Umbrellas sprouted rapidly this morning as chamber members and visitors hurried into the building that now houses Mother to Mother Ministry. The building, which is located at 728 N. Heylman, was once a state of the art youth home, built to conserve energy and cut down on heating and cooling costs.

Wilma Leach, head of operations at Mother to Mother Ministry converses with Chamber Executive Director Lindsey Madison.

Ralph Carlson, Chairman of the Fort Scott Youth Home, explained that the building, which was constructed in the 1980s, is built in such a way that sunlight does not enter the windows during warmer months, but that during the winter, the design allows for sunlight to shine in. According to Carlson, the furnace hardly needs to run in the winter on sunny days. “It was really a state-of-the-art design,” Carlson said. “It is great that Mother to Mother is using it.”
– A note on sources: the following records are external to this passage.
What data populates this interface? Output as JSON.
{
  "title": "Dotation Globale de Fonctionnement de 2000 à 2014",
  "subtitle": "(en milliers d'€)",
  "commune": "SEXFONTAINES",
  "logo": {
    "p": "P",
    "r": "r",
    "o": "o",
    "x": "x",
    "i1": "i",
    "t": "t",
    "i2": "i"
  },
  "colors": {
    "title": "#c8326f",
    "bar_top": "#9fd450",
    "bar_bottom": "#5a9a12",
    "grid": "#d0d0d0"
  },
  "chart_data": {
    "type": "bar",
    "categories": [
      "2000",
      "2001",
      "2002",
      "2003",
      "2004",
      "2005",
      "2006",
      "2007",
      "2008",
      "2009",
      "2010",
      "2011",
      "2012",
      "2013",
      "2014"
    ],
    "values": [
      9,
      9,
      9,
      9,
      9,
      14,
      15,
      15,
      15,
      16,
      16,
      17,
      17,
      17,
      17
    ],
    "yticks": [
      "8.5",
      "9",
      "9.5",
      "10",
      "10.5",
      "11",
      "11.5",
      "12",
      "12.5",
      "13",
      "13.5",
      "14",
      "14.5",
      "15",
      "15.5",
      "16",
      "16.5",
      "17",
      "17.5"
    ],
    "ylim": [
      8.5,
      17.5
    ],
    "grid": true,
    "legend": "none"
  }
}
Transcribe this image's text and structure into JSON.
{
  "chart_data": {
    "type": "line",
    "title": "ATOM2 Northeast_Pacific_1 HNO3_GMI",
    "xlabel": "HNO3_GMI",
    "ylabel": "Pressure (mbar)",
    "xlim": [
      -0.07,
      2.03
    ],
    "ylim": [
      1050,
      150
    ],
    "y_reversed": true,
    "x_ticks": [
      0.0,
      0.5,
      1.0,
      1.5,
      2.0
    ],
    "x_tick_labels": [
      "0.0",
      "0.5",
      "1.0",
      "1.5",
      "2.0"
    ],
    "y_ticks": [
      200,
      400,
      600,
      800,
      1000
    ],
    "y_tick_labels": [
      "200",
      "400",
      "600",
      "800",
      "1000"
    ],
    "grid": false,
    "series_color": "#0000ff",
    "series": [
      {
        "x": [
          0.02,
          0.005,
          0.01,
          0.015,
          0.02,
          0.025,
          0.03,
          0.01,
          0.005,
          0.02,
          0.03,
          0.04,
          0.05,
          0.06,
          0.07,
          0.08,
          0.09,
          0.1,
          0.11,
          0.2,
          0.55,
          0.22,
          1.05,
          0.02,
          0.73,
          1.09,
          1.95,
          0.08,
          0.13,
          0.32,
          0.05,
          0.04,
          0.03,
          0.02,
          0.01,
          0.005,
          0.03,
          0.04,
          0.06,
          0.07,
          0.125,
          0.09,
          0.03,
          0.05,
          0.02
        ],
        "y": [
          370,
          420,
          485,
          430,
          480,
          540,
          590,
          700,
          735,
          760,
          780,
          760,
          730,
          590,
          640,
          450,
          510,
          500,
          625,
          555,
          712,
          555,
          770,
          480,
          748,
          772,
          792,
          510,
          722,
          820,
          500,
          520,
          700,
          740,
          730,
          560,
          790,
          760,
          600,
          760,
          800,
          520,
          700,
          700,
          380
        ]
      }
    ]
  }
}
Wilma Leach, who is in charge of Mother to Mother Ministries, reported that the ministry is in its 15th year. Leach explained that the ministry was begun with a grant from the Sisters of Mercy, and is now funded by the United Way and grant writing done during the year. Leach said that the ministry trusts in God in meeting its financial needs. “We have a lot of people come through our doors,” Leach said.

Another facet of the ministry is the support Mother to Mother provides for crisis management teams coming to Fort Scott from Pittsburg. Leach explained that the basement floor of the building is used for emergency housing for a victim of crisis and also as a place in which crisis management workers can counsel those in need.

In addition, Mother to Mother assists needy families by distributing clothing for children. “We give a lot clothes, we receive a lot of clothes [from donations],” Leach said. Mother to Mother ensures that children are able to attend school in nice, appropriate clothing for the season, according to Leach. Leach said that Mother to Mother often works with the Beacon to assist those that come for help, and that the working relationship has been a good one.

In other business:

  • City Manager Dave Martin announced that the sidewalk work on National would be temporarily suspended as the city focuses on the 69 corridor project, on which some work may begin as early as May 2014. “We worked with KDOT all day yesterday,” Martin said. “More than likely, we will not be adding the National upgrade until next year.” Martin said that there would likely be “lots of activity” going on in the city next year.
  • Angie Kemmerer, Early Childhood Coordinator for USD 234, announced the Community Resource Fair to be held this Saturday, August 10th. The event will be held from 10AM-2PM at Fort Scott Middle School. According to Kemmerer, the purpose of the event is to connect and acquaint residents with service providers and resources in the Fort Scott area. Numerous seminars on Healthy Living and Financial & Legal Affairs will be offered throughout the day. According to Chamber Executive Director Lindsey Madison, Angela Meyers of Reynolds Law firm was instrumental in organizing the seminars.
  • Madison announced that the city would be holding 3 more Art Crawl events August 23rd, September 27th, and October 25th.  Of the first Art Crawl held in July, Madison said, “It was a great success.”
  • Brian Comstock of Citizens Bank, N.A. announced that Citizens was “very excited” about the merger with Landmark. Comstock assured the community that operations would continue as before. “After the transition, you will see the same faces,” Comstock said. “Both our locations will continue to operate as usual.” Comstock explained that checks, debit cards and financing services would remain the same.